Masal (Meleğin gelişi ve Geçişi Kendinden)
Uzunca bir vakitti. Ümitler artık alışılmış bir umutsuzluk, heyecanlar, genzi yakan bir olağanlığa değişmişti yerini. Artık bahar yoktu. Yazlar yakmıyor, kışlar üşütmüyordu. Çiçekler açsa da, kokuları gelmiyordu. Elde kalan yalnızlıktı. Ahhh, başımın belası! bir rahat bıraksaydı… Yalnızlıkla aramıza giren tek şeydi, yalnızlık… Artık alışılmıştı, acıtmıyordu… Huzur yoktu, mutluluk… hıh! o da neydi?.. Unutulmuştu,.. yıllar olmuştu.
Bir geceydi.
Masmavi bir gece..
(Belki rengi veren algımdı... bilemiyorum… )
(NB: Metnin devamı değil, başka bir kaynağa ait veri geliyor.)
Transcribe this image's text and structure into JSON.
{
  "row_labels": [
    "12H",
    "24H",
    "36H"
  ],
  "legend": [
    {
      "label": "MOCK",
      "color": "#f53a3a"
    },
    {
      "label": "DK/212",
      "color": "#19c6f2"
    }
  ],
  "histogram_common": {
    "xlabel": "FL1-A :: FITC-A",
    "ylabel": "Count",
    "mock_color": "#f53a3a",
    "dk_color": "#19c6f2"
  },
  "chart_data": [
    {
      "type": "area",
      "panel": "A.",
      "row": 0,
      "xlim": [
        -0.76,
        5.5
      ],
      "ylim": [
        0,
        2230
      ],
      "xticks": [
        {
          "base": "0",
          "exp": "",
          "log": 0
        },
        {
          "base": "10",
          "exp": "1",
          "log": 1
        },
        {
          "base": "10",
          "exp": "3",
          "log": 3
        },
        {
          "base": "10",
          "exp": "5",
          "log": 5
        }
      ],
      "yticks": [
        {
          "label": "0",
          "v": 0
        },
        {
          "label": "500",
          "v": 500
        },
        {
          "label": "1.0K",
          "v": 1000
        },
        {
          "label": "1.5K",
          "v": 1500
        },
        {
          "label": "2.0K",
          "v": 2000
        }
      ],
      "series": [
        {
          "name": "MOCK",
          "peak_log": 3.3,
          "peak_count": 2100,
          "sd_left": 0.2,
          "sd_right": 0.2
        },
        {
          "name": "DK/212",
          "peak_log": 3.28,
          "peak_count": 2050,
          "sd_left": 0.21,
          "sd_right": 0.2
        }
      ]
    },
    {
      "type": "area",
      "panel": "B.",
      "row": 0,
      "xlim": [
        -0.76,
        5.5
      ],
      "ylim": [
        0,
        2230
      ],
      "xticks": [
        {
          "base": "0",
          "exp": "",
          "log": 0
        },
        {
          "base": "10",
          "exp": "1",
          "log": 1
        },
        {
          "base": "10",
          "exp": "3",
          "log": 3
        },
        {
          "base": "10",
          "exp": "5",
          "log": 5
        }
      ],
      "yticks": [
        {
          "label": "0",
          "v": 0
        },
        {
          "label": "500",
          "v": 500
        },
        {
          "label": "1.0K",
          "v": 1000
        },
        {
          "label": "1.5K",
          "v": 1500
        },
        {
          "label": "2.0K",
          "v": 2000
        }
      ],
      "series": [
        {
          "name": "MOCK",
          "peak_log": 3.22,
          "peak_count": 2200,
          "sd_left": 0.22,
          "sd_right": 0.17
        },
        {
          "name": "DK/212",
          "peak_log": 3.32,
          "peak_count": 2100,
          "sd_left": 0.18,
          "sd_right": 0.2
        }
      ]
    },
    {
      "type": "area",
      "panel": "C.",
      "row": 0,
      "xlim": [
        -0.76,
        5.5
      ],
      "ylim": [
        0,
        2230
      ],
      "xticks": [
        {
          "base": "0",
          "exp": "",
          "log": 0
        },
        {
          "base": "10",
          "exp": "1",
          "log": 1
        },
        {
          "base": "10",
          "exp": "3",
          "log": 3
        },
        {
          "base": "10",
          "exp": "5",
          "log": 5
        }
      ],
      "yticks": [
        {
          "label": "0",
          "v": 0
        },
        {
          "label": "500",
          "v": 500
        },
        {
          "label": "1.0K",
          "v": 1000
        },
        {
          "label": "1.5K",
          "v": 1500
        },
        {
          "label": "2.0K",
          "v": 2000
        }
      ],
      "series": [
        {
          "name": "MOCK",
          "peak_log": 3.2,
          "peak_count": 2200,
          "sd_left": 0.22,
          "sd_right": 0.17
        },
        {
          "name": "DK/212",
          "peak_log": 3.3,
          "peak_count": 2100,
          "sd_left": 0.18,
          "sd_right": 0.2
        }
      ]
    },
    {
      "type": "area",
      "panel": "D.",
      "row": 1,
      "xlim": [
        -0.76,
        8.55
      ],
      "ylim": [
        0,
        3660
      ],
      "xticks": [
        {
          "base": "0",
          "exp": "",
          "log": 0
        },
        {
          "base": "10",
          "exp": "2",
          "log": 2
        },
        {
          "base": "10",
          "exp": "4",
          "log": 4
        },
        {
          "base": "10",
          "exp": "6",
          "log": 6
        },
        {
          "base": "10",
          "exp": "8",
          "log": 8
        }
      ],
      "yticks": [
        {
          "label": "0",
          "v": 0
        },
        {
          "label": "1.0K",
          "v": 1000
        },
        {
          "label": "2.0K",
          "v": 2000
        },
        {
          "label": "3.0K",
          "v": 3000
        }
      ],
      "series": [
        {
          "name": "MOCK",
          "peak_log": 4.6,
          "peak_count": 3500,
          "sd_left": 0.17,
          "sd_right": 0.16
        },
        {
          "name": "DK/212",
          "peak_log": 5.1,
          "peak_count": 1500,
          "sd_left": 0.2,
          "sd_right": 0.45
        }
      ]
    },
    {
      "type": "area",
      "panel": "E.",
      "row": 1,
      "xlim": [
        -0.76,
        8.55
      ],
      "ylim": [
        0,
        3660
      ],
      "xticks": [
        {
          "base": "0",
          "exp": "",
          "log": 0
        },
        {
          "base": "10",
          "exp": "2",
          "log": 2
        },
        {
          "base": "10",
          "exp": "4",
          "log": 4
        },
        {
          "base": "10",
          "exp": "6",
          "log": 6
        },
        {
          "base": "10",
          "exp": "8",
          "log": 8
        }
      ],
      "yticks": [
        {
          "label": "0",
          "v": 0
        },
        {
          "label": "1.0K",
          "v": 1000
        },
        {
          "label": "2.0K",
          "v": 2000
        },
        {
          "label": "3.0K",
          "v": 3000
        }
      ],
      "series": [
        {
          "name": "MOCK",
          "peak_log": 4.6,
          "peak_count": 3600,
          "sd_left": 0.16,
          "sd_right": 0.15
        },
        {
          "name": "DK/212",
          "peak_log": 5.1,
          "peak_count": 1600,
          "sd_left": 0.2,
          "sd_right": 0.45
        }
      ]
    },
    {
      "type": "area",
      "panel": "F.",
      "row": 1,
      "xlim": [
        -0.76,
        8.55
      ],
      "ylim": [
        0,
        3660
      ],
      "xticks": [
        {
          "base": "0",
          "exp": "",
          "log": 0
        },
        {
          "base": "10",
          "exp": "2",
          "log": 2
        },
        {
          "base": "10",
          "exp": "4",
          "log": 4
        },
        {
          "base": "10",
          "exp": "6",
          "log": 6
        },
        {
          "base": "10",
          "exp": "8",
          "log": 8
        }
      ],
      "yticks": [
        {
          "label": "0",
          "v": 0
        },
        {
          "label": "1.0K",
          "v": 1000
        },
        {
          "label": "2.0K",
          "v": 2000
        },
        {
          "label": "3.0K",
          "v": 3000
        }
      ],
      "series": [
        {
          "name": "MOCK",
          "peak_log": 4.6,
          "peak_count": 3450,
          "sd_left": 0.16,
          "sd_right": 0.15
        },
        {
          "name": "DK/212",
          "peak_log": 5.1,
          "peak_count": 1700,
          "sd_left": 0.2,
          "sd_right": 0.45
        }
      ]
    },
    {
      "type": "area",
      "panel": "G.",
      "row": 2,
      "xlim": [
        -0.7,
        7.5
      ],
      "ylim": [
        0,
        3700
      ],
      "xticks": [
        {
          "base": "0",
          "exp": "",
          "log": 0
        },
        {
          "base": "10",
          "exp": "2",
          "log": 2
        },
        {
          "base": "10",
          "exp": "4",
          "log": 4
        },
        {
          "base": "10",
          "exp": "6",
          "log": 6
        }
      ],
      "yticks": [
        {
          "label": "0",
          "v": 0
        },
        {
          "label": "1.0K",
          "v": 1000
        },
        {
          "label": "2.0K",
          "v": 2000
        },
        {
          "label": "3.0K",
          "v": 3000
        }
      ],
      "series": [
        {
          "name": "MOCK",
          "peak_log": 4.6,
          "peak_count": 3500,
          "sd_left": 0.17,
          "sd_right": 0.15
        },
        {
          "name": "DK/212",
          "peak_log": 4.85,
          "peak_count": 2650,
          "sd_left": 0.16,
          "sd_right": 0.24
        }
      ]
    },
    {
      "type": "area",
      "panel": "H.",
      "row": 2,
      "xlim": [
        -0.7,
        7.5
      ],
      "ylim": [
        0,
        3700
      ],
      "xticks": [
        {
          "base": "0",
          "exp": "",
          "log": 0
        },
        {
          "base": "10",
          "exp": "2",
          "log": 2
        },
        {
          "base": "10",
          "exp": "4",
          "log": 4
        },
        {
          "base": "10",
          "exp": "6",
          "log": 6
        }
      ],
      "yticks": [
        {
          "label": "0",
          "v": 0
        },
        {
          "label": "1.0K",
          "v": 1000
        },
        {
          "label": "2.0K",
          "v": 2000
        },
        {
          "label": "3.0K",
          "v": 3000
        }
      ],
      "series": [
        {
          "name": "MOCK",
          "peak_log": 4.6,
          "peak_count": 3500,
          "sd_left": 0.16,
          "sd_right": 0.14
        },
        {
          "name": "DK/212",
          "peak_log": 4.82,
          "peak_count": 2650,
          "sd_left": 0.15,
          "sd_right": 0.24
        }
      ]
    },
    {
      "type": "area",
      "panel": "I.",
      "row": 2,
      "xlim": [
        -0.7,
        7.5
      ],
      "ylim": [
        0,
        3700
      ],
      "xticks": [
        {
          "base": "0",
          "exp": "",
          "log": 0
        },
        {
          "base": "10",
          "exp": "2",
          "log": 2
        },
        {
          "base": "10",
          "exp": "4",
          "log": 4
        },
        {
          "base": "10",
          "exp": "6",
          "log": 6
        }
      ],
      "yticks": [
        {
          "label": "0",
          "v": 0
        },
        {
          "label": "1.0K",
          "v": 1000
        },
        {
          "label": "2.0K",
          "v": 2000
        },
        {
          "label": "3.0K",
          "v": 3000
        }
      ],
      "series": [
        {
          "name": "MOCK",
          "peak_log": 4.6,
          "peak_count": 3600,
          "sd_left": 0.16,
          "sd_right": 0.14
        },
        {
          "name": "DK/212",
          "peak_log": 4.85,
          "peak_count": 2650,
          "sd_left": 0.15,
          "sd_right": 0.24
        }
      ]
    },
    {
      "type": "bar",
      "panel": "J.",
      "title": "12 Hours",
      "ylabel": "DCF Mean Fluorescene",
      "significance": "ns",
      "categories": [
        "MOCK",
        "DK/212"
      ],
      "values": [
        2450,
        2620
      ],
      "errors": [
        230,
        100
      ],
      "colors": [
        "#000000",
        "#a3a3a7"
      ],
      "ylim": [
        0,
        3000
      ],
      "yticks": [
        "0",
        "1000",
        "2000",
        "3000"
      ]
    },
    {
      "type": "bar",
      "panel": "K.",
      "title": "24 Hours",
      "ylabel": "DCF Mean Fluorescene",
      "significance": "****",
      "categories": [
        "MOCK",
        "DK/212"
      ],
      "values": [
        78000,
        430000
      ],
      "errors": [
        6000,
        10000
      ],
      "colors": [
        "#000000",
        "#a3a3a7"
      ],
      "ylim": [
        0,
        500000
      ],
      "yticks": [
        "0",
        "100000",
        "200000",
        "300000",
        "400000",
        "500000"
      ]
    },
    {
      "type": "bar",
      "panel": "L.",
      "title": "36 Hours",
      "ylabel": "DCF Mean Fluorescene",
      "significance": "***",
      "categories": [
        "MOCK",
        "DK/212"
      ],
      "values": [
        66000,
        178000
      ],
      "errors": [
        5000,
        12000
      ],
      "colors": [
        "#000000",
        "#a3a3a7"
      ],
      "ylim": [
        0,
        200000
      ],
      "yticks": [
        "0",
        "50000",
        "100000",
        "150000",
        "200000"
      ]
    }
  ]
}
Gece maviydi, kimseler yoktu.
Yalnızlık vardı
O da gitsindi
Şiirler vardı, şarkılar vardı
Can yakıyordu gece leylak ve karanfil kokuyor
Gözler solmuştu
Bir melek göründü Bir’den Bir’e
Şavkı vurdu ay misali geceme
Dedi bana "mavi sensin kaybetme!"
Gözlerime değdi işte o gece
Maviliği anlattı hece hece
Elimden tuttu, gözyaşlarımı öptü
"Ben" dedi "gördüm seni Taaa uzaklardan.
Sana geldim, sona belki de
Al beni sakla göğsünde"
Sonra sonra işte…. Sonra aydınlandı gece. Meğer yaz gelmiş, meğer çiçek açmış, meğer kokmuş buram buram… Meğer yazlar yakıyormuş be!.. Masal böyle başlar, Nasıl sürer bilinmez…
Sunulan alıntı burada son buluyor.